"Plunder" #1 is a grindhouse comic on the high seas. It follows a band of modern-day pirates stumbling on a seemingly abandoned tanker in the middle of the ocean and discovering what is currently inhabiting it. It's bloody and mean, a hard world full of hard people trying to survive. The narrator of the book, a dropout seeking adventure and danger, has the origins of a Disney hero but this is not that world. Instead, Translator is in far over his head, a theme that expands to the entire group as the story kicks into gear.
Swifty Lang starts the story with an action bender that quickly turns on itself when the pirates are forced into a defensive position as they slowly piece together what went on prior to their arrival. It's a slow turn that works as the downtime is used to develop the characters on the boat. The dialogue balances well between everyone on board and they all have distinct personalities. There is still a lot to learn about the setting for the story, and the threat is a little vague, though that feels like a choice and not an accident.
Artist Skuds McKinley handles the high panel count well with clear cartooning and good use of negative space. Action flows easily and flows from page to page. His character designs are all distinct, finding one specific detail for each that makes them instantly recognizable on the page, which is important for a story with a large cast. His work is in a similar vein of current popular artists, with the simple detail of Marcos MartÃn and the clear storytelling of Chris Samnee. There's even a little Junji Ito in there with a clear joy in the more gruesome moments in the issue, like the disemboweled officer found below deck.
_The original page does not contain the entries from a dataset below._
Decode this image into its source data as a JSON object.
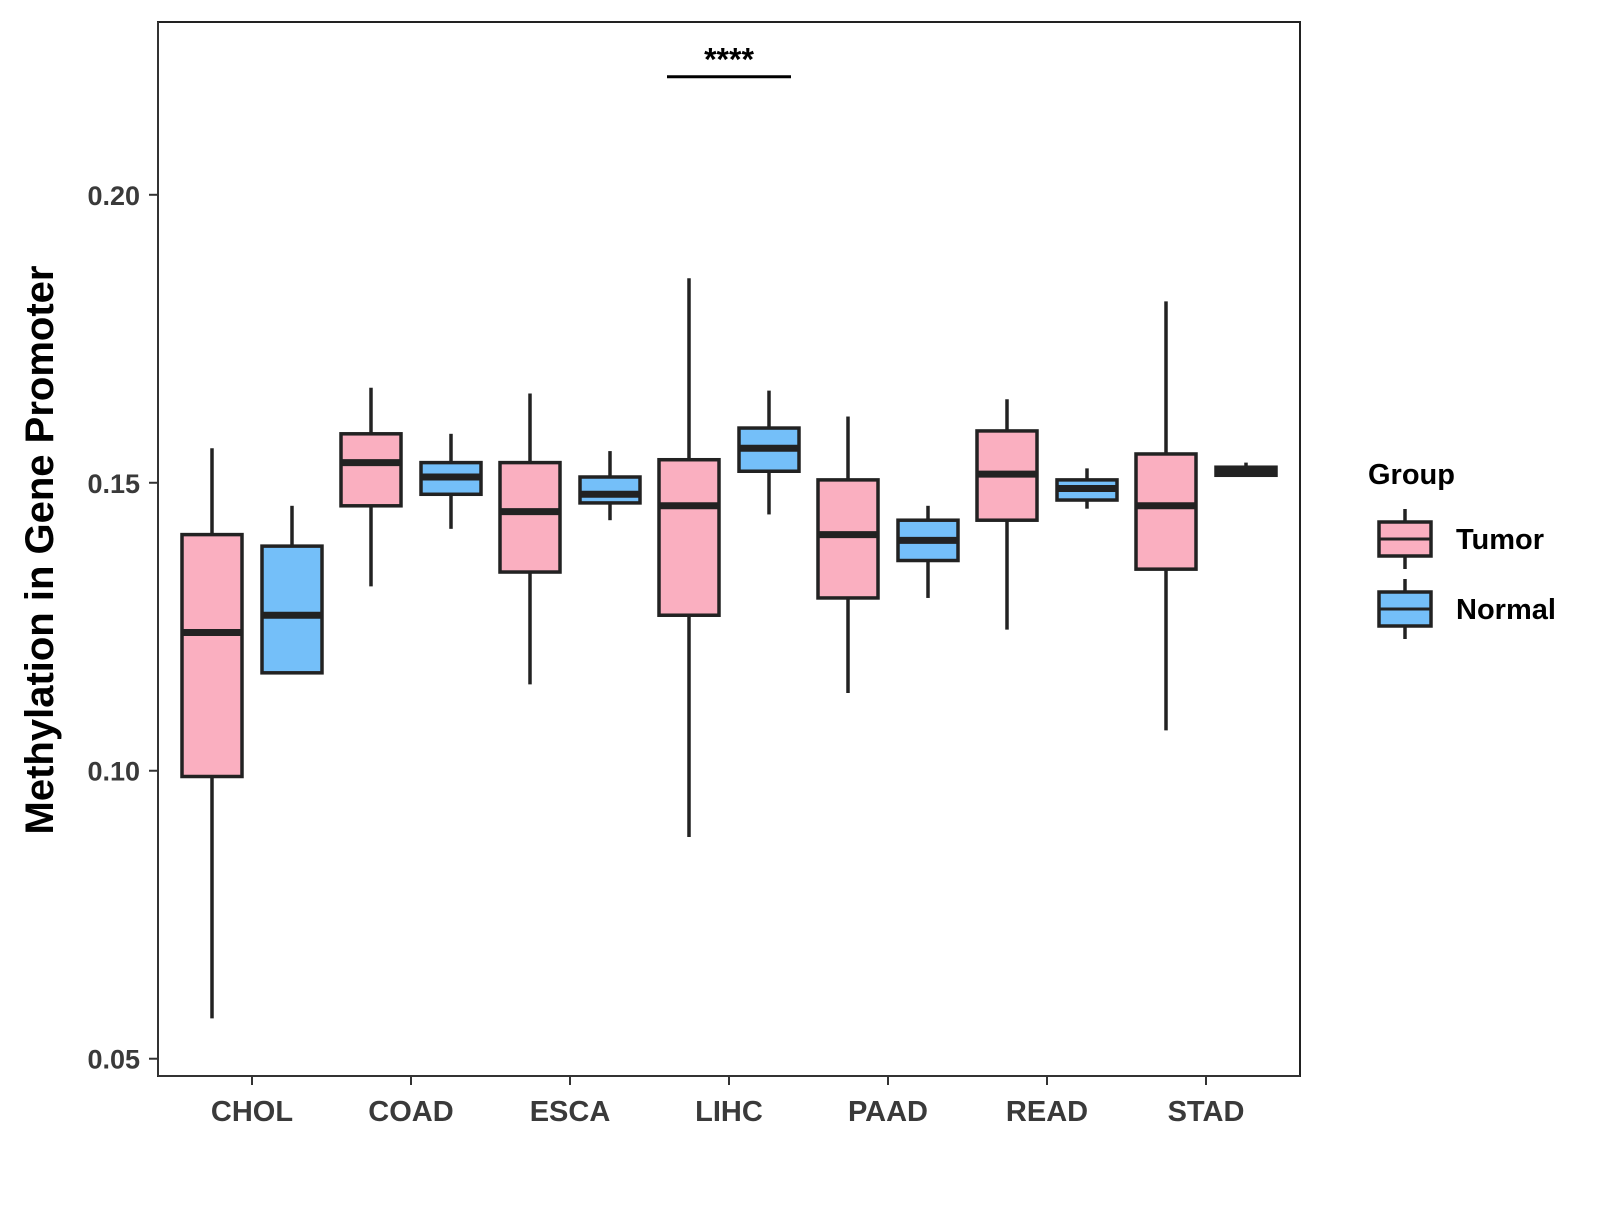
{
  "chart_data": {
    "type": "boxplot",
    "title": "",
    "xlabel": "",
    "ylabel": "Methylation in Gene Promoter",
    "ylim": [
      0.047,
      0.23
    ],
    "yticks": [
      0.05,
      0.1,
      0.15,
      0.2
    ],
    "ytick_labels": [
      "0.05",
      "0.10",
      "0.15",
      "0.20"
    ],
    "grid": false,
    "categories": [
      "CHOL",
      "COAD",
      "ESCA",
      "LIHC",
      "PAAD",
      "READ",
      "STAD"
    ],
    "legend": {
      "title": "Group",
      "position": "right",
      "entries": [
        {
          "name": "Tumor",
          "color": "#FAAFC0"
        },
        {
          "name": "Normal",
          "color": "#74BFF9"
        }
      ]
    },
    "series": [
      {
        "name": "Tumor",
        "color": "#FAAFC0",
        "boxes": [
          {
            "min": 0.057,
            "q1": 0.099,
            "median": 0.124,
            "q3": 0.141,
            "max": 0.156
          },
          {
            "min": 0.132,
            "q1": 0.146,
            "median": 0.1535,
            "q3": 0.1585,
            "max": 0.1665
          },
          {
            "min": 0.115,
            "q1": 0.1345,
            "median": 0.145,
            "q3": 0.1535,
            "max": 0.1655
          },
          {
            "min": 0.0885,
            "q1": 0.127,
            "median": 0.146,
            "q3": 0.154,
            "max": 0.1855
          },
          {
            "min": 0.1135,
            "q1": 0.13,
            "median": 0.141,
            "q3": 0.1505,
            "max": 0.1615
          },
          {
            "min": 0.1245,
            "q1": 0.1435,
            "median": 0.1515,
            "q3": 0.159,
            "max": 0.1645
          },
          {
            "min": 0.107,
            "q1": 0.135,
            "median": 0.146,
            "q3": 0.155,
            "max": 0.1815
          }
        ]
      },
      {
        "name": "Normal",
        "color": "#74BFF9",
        "boxes": [
          {
            "min": 0.117,
            "q1": 0.117,
            "median": 0.127,
            "q3": 0.139,
            "max": 0.146
          },
          {
            "min": 0.142,
            "q1": 0.148,
            "median": 0.151,
            "q3": 0.1535,
            "max": 0.1585
          },
          {
            "min": 0.1435,
            "q1": 0.1465,
            "median": 0.148,
            "q3": 0.151,
            "max": 0.1555
          },
          {
            "min": 0.1445,
            "q1": 0.152,
            "median": 0.156,
            "q3": 0.1595,
            "max": 0.166
          },
          {
            "min": 0.13,
            "q1": 0.1365,
            "median": 0.14,
            "q3": 0.1435,
            "max": 0.146
          },
          {
            "min": 0.1455,
            "q1": 0.147,
            "median": 0.149,
            "q3": 0.1505,
            "max": 0.1525
          },
          {
            "min": 0.151,
            "q1": 0.1513,
            "median": 0.152,
            "q3": 0.1527,
            "max": 0.1535
          }
        ]
      }
    ],
    "annotations": [
      {
        "category": "LIHC",
        "text": "****",
        "y": 0.2205
      }
    ]
  },
  "colors": {
    "tumor": "#FAAFC0",
    "normal": "#74BFF9",
    "stroke": "#222222",
    "axis": "#333333",
    "text": "#3a3a3a"
  }
}
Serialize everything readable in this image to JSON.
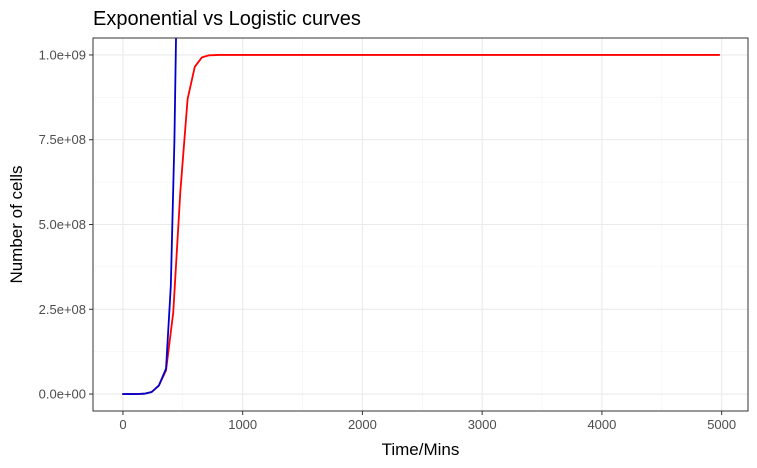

The story pauses rather than finds a real cliffhanger. The villains of the piece are still not clearly defined beyond mutated human monsters yelling random things. The story moving forward will hinge on how well the threat is handled. Withholding information this big for the second act of the story raises the stakes on the concept itself. Often, stories that go this route wind up building too complex a story, thinking that making it as big as possible will leave the reader blown away only to end up with a house of cards. Lang spends this issue developing the rest of the cast well, so hopefully he will provide as balanced and satisfying a build for the antagonists next issue. If that happens, this team could have a real hit on their hands.
This comic book hits all the right notes and, being only four issues long, it's not a story that will overstay its welcome even if the threat isn't a huge payoff. There is a patient confidence to the production in this comic book and "Plunder" #1 is a good opening to what may be an excellent addition to the horror genre.